La CFTC appelle à reporter « d’au moins six mois » la réforme de l’assurance-chômage



La CFTC appelle à reporter "d'au moins six mois" la réforme de l'assurance-chômage

Cyril Chabanier, président de la CFTC, estime qu’il faut encore reporter la réforme de l’assurance-chômage.

La réforme de l’assurance-chômage sera l’un des grands rendez-vous de la rentrée. Entrée partiellement en vigueur le 1er juillet dernier, Emmanuel Macron avait assuré cet été qu’elle serait « pleinement mise en œuvre » dès le 1er octobre parce qu’on « doit toujours bien mieux gagner sa vie en travaillant qu’en restant chez soi ». Si le Conseil d’Etat a suspendu l’entrée en vigueur du nouveau mode de calcul du salaire journalier de référence, les autres mesures principales – bonus-malus pour les contrats courts, dégressivité des allocations – sont en effet déjà appliquées.

« On peut être tous d’accord sur le principe que l’activité doit mieux payer que l’inactivité. Ça n’est pas le sujet. La grosse difficulté de cette réforme de l’assurance-chômage, c’est que les plus pénalisés sont les plus précaires. C’est là où ce n’est pas juste, même si on a pu, dans les différentes négociations, installer un plancher qui permet de limiter les dégâts par rapport à la première version de la réforme », a réagi ce mercredi matin Cyril Chabanier, président de la CFTC, sur le plateau de BFM Business.

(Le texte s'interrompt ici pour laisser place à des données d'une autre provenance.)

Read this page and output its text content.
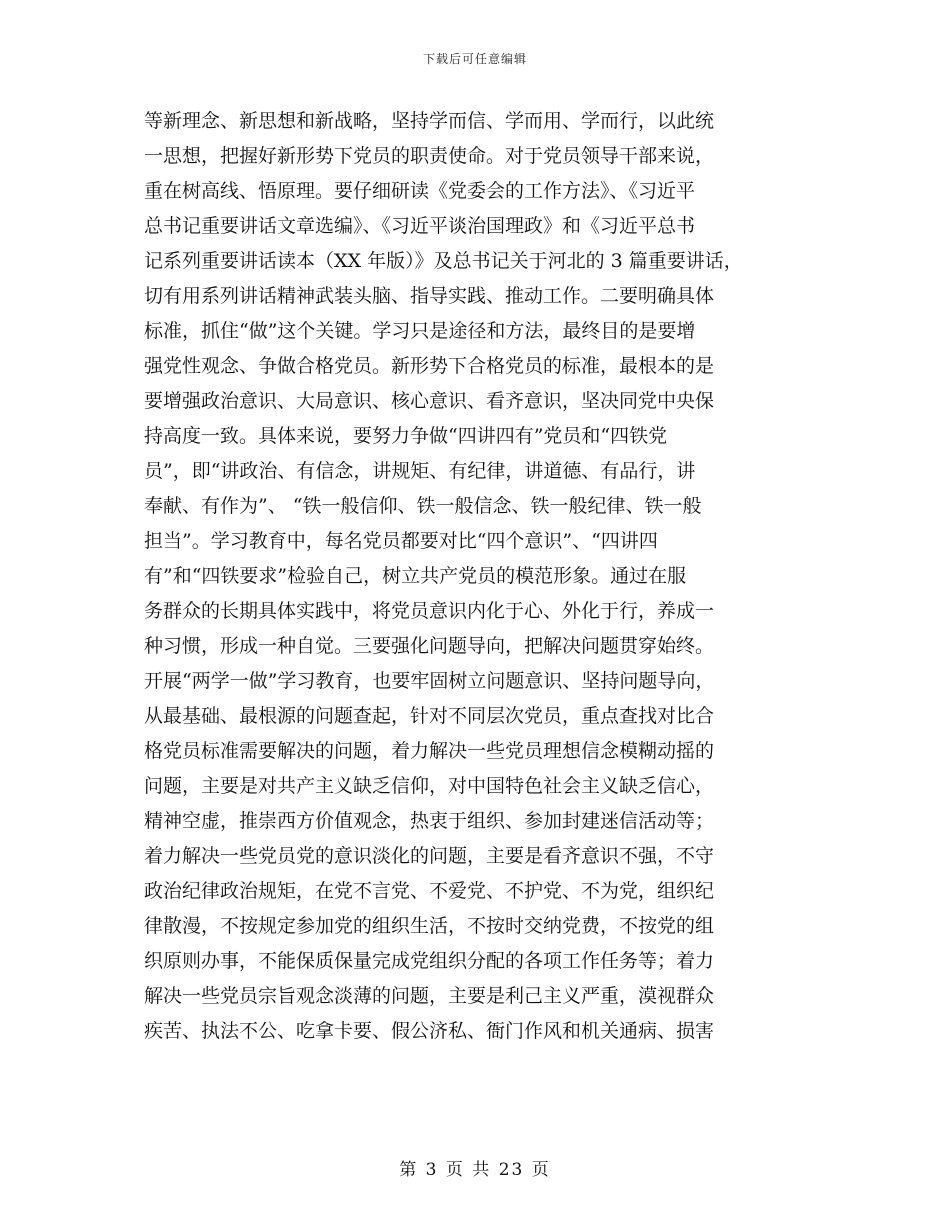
下载后可任意编辑
等新理念、新思想和新战略，坚持学而信、学而用、学而行，以此统
一思想，把握好新形势下党员的职责使命。对于党员领导干部来说，
重在树高线、悟原理。要仔细研读《党委会的工作方法》、《习近平
总书记重要讲话文章选编》、《习近平谈治国理政》和《习近平总书
记系列重要讲话读本（XX 年版）》及总书记关于河北的 3 篇重要讲话，
切有用系列讲话精神武装头脑、指导实践、推动工作。二要明确具体
标准，抓住“做”这个关键。学习只是途径和方法，最终目的是要增
强党性观念、争做合格党员。新形势下合格党员的标准，最根本的是
要增强政治意识、大局意识、核心意识、看齐意识，坚决同党中央保
持高度一致。具体来说，要努力争做“四讲四有”党员和“四铁党
员”，即“讲政治、有信念，讲规矩、有纪律，讲道德、有品行，讲
奉献、有作为”、 “铁一般信仰、铁一般信念、铁一般纪律、铁一般
担当”。学习教育中，每名党员都要对比“四个意识”、“四讲四
有”和“四铁要求”检验自己，树立共产党员的模范形象。通过在服
务群众的长期具体实践中，将党员意识内化于心、外化于行，养成一
种习惯，形成一种自觉。三要强化问题导向，把解决问题贯穿始终。
开展“两学一做”学习教育，也要牢固树立问题意识、坚持问题导向，
从最基础、最根源的问题查起，针对不同层次党员，重点查找对比合
格党员标准需要解决的问题，着力解决一些党员理想信念模糊动摇的
问题，主要是对共产主义缺乏信仰，对中国特色社会主义缺乏信心，
精神空虚，推崇西方价值观念，热衷于组织、参加封建迷信活动等；
着力解决一些党员党的意识淡化的问题，主要是看齐意识不强，不守
政治纪律政治规矩，在党不言党、不爱党、不护党、不为党，组织纪
律散漫，不按规定参加党的组织生活，不按时交纳党费，不按党的组
织原则办事，不能保质保量完成党组织分配的各项工作任务等；着力
解决一些党员宗旨观念淡薄的问题，主要是利己主义严重，漠视群众
疾苦、执法不公、吃拿卡要、假公济私、衙门作风和机关通病、损害
第 3 页 共 23 页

Des chiffres « sous perfusion »

« Il ne faut pas oublier que cette réforme a été faite dans un esprit qui était que la situation économique de la France était en amélioration, on était avant la crise du Covid-19. Aujourd’hui, toucher aux plus précaires ça n’a pas de sens […]. Le gouvernement a mis deux indicateurs nous permettant de juger de ce retour à meilleure fortune. C’est encore trop tôt pour l’appliquer. On sait que les indicateurs on les revoit tous les six mois. Je pense que la chose la plus décente serait de pouvoir reporter au moins dans six mois », a-t-il poursuivi.

Pour le dirigeant du syndicat, les chiffres actuels « ne sont pas mauvais », mais « ils ne sont pas mauvais parce qu’ils sont sous perfusion » des aides gouvernementales venues répondre à la crise sanitaire.

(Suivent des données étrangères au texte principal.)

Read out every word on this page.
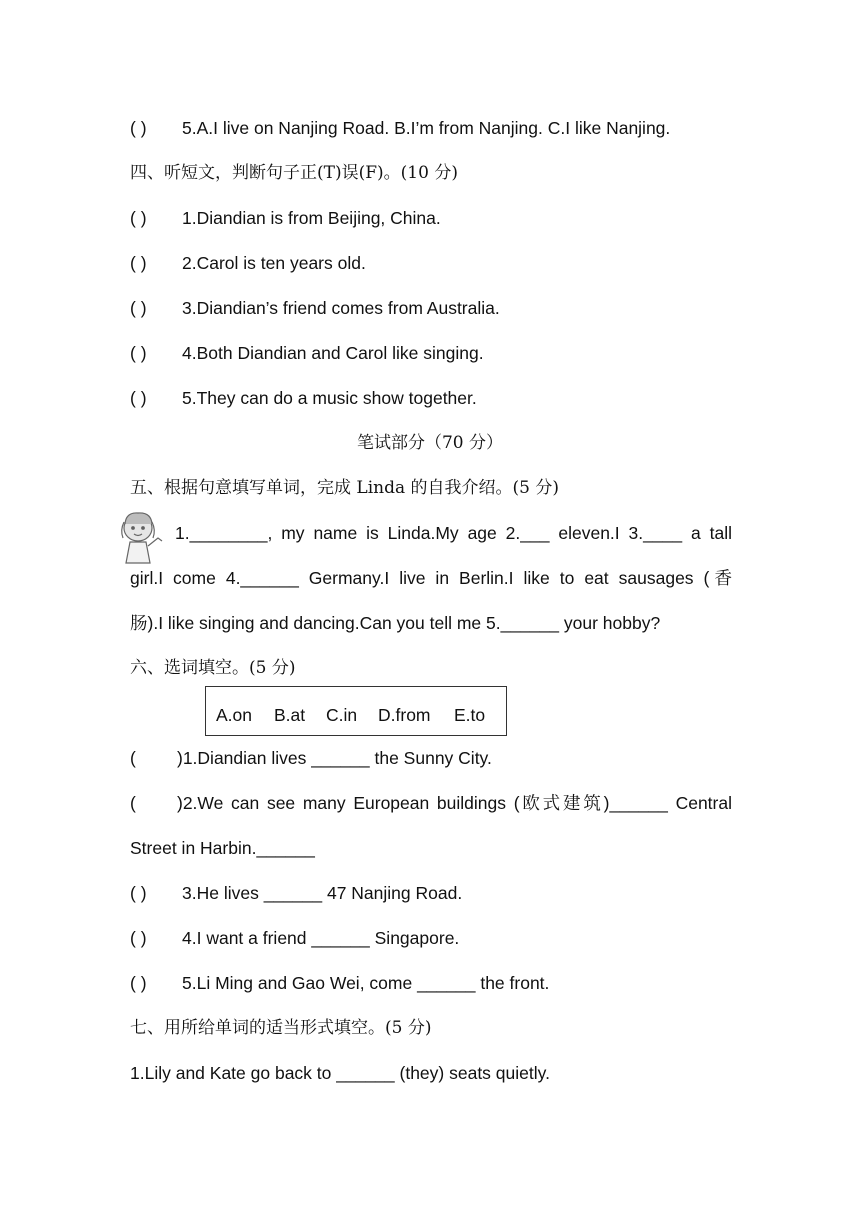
( ) 5.A.I live on Nanjing Road. B.I’m from Nanjing. C.I like Nanjing.
四、听短文，判断句子正(T)误(F)。(10 分)
( ) 1.Diandian is from Beijing, China.
( ) 2.Carol is ten years old.
( ) 3.Diandian’s friend comes from Australia.
( ) 4.Both Diandian and Carol like singing.
( ) 5.They can do a music show together.
笔试部分（70 分）
五、根据句意填写单词，完成 Linda 的自我介绍。(5 分)
1.________, my name is Linda.My age 2.___ eleven.I 3.____ a tall
girl.I come 4.______ Germany.I live in Berlin.I like to eat sausages (香
肠).I like singing and dancing.Can you tell me 5.______ your hobby?
六、选词填空。(5 分)
A.on B.at C.in D.from E.to
( )1.Diandian lives ______ the Sunny City.
( )2.We can see many European buildings (欧式建筑)______ Central
Street in Harbin.______
( ) 3.He lives ______ 47 Nanjing Road.
( ) 4.I want a friend ______ Singapore.
( ) 5.Li Ming and Gao Wei, come ______ the front.
七、用所给单词的适当形式填空。(5 分)
1.Lily and Kate go back to ______ (they) seats quietly.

« Il y a une élection présidentielle dans neuf mois. Je pense qu’aujourd’hui on peut franchement attendre encore six mois, et voir dans six mois si on peut mettre en place ou pas cette réforme. Nous [à la CFTC], évidemment, on n’est pas d’accord, mais (il faudrait) au minimum attendre encore six mois », a-t-il plaidé.